In our own tests asking ChatGPT “who is Arve Hjalmar Holmen?” the ChatGPT initially responded with a slightly odd combo by displaying some photos of different people, apparently sourced from sites including Instagram, SoundCloud, and Discogs, alongside text that claimed it “couldn’t find any information” on an individual of that name (see our screenshot below). A second attempt turned up a response that identified Arve Hjalmar Holmen as “a Norwegian musician and songwriter” whose albums include “Honky Tonk Inferno.”

chatgpt shot: natasha lomas/techcrunch

While ChatGPT-generated dangerous falsehoods about Hjalmar Holmen appear to have stopped, both Noyb and Hjalmar Holmen remain concerned that incorrect and defamatory information about him could have been retained within the AI model.

“Adding a disclaimer that you do not comply with the law does not make the law go away,” noted Kleanthi Sardeli, another data protection lawyer at Noyb, in a statement. “AI companies can also not just ‘hide’ false information from users while they internally still process false information.”
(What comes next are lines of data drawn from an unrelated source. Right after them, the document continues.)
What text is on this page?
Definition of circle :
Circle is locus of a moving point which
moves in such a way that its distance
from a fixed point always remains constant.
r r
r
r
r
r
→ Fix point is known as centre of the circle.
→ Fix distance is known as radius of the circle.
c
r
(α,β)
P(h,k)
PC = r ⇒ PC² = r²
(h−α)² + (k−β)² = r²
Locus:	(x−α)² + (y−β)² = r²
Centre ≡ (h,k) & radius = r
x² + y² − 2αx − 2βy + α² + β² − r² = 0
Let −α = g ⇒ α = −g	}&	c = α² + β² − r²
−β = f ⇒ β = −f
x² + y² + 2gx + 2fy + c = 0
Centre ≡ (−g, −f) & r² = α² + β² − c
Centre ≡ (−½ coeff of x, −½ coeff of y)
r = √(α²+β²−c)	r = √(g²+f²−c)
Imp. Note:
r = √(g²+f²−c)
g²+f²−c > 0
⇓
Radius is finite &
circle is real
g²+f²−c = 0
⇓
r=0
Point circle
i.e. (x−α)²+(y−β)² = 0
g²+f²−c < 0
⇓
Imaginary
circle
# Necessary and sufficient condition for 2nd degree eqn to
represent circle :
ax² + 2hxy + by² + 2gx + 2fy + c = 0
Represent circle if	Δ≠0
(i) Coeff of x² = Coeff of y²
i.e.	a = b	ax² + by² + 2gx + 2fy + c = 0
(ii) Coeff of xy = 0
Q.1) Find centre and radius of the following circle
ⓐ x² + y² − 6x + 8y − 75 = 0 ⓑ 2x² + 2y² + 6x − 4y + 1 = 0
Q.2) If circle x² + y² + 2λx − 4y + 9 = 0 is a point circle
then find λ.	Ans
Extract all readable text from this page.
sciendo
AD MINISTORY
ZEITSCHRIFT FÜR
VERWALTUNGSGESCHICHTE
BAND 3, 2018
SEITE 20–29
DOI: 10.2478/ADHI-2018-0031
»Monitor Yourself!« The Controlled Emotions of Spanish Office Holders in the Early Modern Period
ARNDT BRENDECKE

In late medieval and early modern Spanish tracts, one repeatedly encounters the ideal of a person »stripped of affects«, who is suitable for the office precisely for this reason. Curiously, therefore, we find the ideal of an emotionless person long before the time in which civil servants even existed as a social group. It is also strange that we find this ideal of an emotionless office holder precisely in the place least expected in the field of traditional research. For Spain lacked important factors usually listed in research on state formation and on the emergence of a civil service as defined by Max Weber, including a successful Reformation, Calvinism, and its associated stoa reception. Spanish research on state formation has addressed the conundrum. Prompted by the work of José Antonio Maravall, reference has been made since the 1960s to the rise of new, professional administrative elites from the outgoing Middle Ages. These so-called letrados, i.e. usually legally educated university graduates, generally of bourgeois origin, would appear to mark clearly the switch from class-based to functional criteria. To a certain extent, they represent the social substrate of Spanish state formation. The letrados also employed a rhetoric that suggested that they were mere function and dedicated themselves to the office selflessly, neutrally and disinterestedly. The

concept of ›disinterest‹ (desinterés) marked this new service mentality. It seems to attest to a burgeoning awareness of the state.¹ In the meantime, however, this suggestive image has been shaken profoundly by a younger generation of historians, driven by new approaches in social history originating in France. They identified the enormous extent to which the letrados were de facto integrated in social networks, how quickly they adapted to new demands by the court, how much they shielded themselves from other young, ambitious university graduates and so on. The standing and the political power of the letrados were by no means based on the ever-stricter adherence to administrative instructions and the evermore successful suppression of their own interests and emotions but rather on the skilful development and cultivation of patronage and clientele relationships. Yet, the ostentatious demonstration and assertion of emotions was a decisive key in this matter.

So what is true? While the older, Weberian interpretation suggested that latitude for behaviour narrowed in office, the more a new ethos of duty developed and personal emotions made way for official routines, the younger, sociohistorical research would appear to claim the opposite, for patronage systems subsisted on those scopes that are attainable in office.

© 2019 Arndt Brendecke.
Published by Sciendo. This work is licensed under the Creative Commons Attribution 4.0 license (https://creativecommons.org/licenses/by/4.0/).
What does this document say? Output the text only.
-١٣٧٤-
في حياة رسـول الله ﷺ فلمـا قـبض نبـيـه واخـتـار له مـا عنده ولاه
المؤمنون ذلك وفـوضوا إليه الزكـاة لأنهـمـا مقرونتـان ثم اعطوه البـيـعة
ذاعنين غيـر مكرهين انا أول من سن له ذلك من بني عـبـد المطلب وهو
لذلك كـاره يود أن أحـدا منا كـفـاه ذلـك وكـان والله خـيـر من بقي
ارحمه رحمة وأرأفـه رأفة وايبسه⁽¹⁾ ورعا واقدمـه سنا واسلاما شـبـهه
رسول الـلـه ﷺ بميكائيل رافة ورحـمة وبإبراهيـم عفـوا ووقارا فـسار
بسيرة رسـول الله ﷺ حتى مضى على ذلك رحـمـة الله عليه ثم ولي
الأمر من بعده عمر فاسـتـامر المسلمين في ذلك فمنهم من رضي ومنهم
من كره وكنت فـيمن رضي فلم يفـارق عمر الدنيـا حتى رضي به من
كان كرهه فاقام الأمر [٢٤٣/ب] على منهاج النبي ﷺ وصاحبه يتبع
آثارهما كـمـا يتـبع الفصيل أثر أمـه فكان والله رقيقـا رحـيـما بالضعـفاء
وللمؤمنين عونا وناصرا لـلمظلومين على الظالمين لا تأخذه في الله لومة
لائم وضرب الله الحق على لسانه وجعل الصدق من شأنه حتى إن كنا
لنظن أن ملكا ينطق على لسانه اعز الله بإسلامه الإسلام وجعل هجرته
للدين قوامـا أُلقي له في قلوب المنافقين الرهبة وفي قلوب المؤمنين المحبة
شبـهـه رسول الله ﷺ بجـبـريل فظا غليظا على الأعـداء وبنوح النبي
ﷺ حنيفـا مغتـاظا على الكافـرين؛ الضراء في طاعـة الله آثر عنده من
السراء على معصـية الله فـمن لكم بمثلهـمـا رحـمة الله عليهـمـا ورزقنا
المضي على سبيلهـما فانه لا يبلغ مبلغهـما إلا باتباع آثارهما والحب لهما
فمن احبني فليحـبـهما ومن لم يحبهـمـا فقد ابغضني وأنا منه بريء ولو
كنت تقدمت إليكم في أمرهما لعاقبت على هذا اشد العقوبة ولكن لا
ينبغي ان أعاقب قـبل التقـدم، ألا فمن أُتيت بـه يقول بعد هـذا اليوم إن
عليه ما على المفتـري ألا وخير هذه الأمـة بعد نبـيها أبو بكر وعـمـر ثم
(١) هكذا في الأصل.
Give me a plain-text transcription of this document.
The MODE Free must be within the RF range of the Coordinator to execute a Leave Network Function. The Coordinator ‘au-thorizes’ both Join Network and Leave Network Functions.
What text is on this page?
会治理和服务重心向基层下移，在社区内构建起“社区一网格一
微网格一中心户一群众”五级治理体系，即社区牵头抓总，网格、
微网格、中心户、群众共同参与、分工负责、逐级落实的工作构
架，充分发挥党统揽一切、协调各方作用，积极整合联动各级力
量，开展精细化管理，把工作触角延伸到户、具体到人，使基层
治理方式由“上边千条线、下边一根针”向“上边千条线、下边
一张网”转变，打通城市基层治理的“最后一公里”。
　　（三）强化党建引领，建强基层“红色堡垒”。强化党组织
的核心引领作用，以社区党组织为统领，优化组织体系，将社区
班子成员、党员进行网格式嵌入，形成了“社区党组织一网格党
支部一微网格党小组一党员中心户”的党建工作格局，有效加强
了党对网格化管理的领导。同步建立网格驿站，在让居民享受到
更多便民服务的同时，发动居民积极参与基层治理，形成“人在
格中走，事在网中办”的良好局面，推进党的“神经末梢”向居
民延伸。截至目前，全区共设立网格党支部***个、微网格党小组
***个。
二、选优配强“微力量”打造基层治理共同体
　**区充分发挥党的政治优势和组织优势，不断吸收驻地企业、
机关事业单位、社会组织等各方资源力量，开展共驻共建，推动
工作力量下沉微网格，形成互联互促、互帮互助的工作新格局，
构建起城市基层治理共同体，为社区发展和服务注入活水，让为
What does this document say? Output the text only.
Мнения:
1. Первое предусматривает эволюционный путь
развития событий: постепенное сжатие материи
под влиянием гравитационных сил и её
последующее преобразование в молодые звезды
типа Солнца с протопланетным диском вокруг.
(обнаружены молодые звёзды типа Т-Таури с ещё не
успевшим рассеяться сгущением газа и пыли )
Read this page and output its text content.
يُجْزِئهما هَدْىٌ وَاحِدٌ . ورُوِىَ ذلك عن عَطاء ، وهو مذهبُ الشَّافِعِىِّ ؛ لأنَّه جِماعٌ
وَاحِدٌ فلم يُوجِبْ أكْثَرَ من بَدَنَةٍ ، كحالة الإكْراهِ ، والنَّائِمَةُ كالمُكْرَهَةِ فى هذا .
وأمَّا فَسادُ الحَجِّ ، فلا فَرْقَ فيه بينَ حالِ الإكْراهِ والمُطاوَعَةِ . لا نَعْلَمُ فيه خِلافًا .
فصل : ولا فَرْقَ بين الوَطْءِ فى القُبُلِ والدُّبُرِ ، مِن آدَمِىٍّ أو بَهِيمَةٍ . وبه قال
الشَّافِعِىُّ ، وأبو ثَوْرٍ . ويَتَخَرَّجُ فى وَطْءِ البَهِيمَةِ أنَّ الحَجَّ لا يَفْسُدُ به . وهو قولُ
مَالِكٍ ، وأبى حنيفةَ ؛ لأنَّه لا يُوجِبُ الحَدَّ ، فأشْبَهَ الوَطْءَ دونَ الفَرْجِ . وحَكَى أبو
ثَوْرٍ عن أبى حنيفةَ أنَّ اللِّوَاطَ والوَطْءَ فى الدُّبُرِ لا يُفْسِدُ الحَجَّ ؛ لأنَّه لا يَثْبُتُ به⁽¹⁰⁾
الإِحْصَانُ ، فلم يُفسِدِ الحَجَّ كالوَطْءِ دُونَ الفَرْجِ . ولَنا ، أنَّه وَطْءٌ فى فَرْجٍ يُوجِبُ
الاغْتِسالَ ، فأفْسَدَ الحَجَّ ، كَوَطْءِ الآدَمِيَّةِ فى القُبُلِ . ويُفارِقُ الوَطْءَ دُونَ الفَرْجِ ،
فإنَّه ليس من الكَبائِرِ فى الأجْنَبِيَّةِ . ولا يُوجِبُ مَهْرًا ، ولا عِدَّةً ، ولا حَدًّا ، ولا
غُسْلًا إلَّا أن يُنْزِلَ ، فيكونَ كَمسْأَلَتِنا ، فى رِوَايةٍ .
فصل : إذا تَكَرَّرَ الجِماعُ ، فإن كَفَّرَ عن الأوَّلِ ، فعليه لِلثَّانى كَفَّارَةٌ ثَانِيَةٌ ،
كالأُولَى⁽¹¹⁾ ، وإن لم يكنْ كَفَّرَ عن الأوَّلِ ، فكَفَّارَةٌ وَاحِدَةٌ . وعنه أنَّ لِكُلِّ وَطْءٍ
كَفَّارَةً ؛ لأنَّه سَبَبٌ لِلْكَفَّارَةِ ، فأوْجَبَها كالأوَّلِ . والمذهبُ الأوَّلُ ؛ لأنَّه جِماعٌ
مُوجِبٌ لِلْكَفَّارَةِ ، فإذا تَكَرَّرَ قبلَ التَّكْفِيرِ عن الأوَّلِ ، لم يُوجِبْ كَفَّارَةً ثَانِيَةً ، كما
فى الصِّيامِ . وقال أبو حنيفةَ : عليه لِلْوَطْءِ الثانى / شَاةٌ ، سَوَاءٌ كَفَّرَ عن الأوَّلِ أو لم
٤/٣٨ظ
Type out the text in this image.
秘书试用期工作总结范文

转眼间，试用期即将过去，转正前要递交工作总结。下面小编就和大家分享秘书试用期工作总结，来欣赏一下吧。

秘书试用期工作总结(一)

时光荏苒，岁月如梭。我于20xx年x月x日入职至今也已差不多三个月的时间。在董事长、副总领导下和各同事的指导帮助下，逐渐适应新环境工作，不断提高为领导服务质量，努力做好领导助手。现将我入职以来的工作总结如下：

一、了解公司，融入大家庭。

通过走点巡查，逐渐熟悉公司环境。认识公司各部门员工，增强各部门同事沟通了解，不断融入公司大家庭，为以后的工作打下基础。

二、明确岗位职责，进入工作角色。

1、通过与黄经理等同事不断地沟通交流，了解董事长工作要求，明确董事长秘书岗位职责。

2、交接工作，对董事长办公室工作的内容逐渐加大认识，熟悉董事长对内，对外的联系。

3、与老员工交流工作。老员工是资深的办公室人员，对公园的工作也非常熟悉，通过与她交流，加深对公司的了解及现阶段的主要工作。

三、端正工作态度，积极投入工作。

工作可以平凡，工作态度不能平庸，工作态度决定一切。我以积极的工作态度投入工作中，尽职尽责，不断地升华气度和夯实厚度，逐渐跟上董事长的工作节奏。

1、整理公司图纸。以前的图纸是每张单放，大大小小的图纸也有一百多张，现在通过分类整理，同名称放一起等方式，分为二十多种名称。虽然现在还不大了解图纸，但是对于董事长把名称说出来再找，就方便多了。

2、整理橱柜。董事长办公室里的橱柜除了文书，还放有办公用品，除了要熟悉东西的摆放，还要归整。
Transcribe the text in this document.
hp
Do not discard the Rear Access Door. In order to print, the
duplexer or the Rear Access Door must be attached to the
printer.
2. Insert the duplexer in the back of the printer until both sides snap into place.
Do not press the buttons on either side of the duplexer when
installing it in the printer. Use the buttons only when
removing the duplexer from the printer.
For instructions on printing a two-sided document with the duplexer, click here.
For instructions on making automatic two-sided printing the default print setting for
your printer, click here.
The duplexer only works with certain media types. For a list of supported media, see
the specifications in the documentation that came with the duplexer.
“AI companies should stop acting as if the GDPR does not apply to them, when it clearly does,” she added. “If hallucinations are not stopped, people can easily suffer reputational damage.”

Noyb has filed the complaint against OpenAI with the Norwegian data protection authority — and it’s hoping the watchdog will decide it is competent to investigate, since oyb is targeting the complaint at OpenAI’s U.S. entity, arguing its Ireland office is not solely responsible for product decisions impacting Europeans.

However an earlier Noyb-backed GDPR complaint against OpenAI, which was filed in Austria in April 2024, was referred by the regulator to Ireland’s DPC on account of a change made by OpenAI earlier that year to name its Irish division as the provider of the ChatGPT service to regional users.

Where is that complaint now? Still sitting on a desk in Ireland.

“Having received the complaint from the Austrian Supervisory Authority in September 2024, the DPC commenced the formal handling of the complaint and it is still ongoing,” Risteard Byrne, assistant principal officer communications for the DPC told TechCrunch when asked for an update.

He did not offer any steer on when the DPC’s investigation of ChatGPT’s hallucinations is expected to conclude.